Using the dx find data/xargs/dx tag combination with various input parameters to dx find data such as --name, --created-before, --created-after, --class, will help us to batch tag files and other objects on the platform.

1.11 Best Practice: Use tags for archiving

Let’s do something concrete and useful in our project: tag files we no longer need for archiving.

Say there are files we want to archive. We can use dx tag or the DNAnexus UI to tag these files with a specific tag, such as to_archive. This can be done by users.

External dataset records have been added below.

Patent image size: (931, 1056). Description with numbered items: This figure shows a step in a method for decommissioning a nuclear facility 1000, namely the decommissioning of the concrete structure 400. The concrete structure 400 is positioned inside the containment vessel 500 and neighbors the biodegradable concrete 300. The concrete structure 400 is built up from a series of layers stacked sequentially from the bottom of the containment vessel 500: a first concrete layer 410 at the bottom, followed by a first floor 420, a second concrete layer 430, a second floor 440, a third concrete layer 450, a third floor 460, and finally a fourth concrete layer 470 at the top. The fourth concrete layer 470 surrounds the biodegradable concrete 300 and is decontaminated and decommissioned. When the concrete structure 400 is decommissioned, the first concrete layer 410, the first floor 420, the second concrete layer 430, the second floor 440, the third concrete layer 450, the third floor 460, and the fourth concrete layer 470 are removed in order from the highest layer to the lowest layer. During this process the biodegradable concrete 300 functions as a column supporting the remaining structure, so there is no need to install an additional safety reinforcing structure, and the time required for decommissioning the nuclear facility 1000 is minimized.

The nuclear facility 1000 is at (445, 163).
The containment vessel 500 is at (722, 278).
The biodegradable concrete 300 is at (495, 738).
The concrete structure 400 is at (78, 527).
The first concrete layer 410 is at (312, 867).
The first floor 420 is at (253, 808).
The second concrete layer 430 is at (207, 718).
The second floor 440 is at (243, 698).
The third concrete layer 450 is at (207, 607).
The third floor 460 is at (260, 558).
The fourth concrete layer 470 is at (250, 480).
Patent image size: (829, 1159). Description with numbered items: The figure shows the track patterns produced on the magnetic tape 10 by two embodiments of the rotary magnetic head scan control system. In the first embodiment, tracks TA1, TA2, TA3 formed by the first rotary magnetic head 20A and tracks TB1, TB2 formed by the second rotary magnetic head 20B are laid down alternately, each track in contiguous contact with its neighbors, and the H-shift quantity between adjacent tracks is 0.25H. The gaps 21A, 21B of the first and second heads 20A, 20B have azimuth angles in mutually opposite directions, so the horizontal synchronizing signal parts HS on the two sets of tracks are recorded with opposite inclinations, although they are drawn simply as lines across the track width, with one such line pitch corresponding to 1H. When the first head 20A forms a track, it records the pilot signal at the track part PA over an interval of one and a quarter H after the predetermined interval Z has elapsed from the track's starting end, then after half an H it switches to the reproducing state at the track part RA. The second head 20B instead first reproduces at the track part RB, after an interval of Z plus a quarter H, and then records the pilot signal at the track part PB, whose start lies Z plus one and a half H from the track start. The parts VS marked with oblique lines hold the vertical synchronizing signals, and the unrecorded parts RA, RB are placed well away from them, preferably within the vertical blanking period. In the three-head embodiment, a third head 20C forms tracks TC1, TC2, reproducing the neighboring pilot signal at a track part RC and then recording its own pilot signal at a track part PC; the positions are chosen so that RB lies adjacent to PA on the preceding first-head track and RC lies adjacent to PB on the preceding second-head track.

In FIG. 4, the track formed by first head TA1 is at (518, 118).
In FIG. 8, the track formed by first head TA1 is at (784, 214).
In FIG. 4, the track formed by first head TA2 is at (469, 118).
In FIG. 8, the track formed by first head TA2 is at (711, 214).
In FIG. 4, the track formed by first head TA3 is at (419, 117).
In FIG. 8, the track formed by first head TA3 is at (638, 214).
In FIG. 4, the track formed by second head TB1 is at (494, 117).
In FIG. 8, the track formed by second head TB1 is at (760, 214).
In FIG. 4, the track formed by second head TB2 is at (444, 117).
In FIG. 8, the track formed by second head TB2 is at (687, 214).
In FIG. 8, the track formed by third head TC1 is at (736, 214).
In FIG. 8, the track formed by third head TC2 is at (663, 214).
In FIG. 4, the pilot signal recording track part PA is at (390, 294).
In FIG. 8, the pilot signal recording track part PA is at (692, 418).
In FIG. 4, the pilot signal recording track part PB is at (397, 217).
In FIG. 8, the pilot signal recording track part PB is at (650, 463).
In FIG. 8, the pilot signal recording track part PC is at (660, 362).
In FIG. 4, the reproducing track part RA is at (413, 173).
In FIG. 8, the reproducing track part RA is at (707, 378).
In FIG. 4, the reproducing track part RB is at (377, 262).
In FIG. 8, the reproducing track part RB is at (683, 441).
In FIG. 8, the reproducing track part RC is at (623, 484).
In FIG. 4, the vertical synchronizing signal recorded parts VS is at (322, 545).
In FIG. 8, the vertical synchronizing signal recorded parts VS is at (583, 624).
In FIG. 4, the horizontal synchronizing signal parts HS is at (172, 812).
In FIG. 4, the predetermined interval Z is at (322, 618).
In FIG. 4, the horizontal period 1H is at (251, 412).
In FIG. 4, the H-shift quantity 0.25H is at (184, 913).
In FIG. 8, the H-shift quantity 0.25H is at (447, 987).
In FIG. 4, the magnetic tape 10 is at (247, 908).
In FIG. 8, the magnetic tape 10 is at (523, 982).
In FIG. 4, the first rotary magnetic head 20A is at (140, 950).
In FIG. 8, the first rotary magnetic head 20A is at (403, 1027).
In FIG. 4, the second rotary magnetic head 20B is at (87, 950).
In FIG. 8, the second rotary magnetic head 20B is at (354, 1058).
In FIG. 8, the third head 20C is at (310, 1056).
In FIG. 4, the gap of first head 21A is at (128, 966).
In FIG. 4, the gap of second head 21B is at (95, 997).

An administrator can then run a monthly job that archives the files with these tags first selecting these files with dx find files --tag to_archive and piping those file ids into a dx api <project-id> archive <file-id> command.

dx find data --tag "to_archive" --brief | xargs -I% sh -c "dx api <projectid> archive %"

1.12 What about dxFUSE?

(See Bash for Bioinformatics for a introduction to dxFUSE.)

You might ask about the role of dxFUSE with the Object Based Filesystem.

In short, dxFUSE makes the Object Based Filesystem of DNAnexus act like a POSIX filesystem. Specifically, if there are multiple objects with the same name within a folder, it provides a way to specify these objects using file paths.

One important thing to remember: dxFUSE is only mounted once when you start the JupyterLab App. You will have to use the dxfuse command to remount it to see any files you’ve added to project storage after opening JupyterLab.

1.13 Best Practice: Use dxFUSE file paths in your scripts

Given the ability to stream data from project storage, you might ask how to use this in your scripts.

You can specify file paths in a project using /mnt/project/ in your scripts.

Here’s a python example where we’re loading a file called penguins.csv that is in the /data/ folder in our project.

import pandas as pd
pd.read_csv("/mnt/project/data/penguins.csv")

1.13.1 dxFUSE: -limitedWrite

For the most part, dxFUSE is read-only from project storage. However, it has a -limitedWrite option that is mostly used from writing from the Hadoop File System (HDFS) on a Spark Cluster into project storage.

dxfuse -limitedWrite

Once you have remounted with -limitedWrite, you’ll be able to specify file:///mnt/project urls in your .write() command. This is especially useful when calculating and saving BGEN Index files.

We don’t recommend using this with files that are outside of HDFS. It is mostly helpful when you are working with Hail and Spark and want to get results out of the Spark Cluster.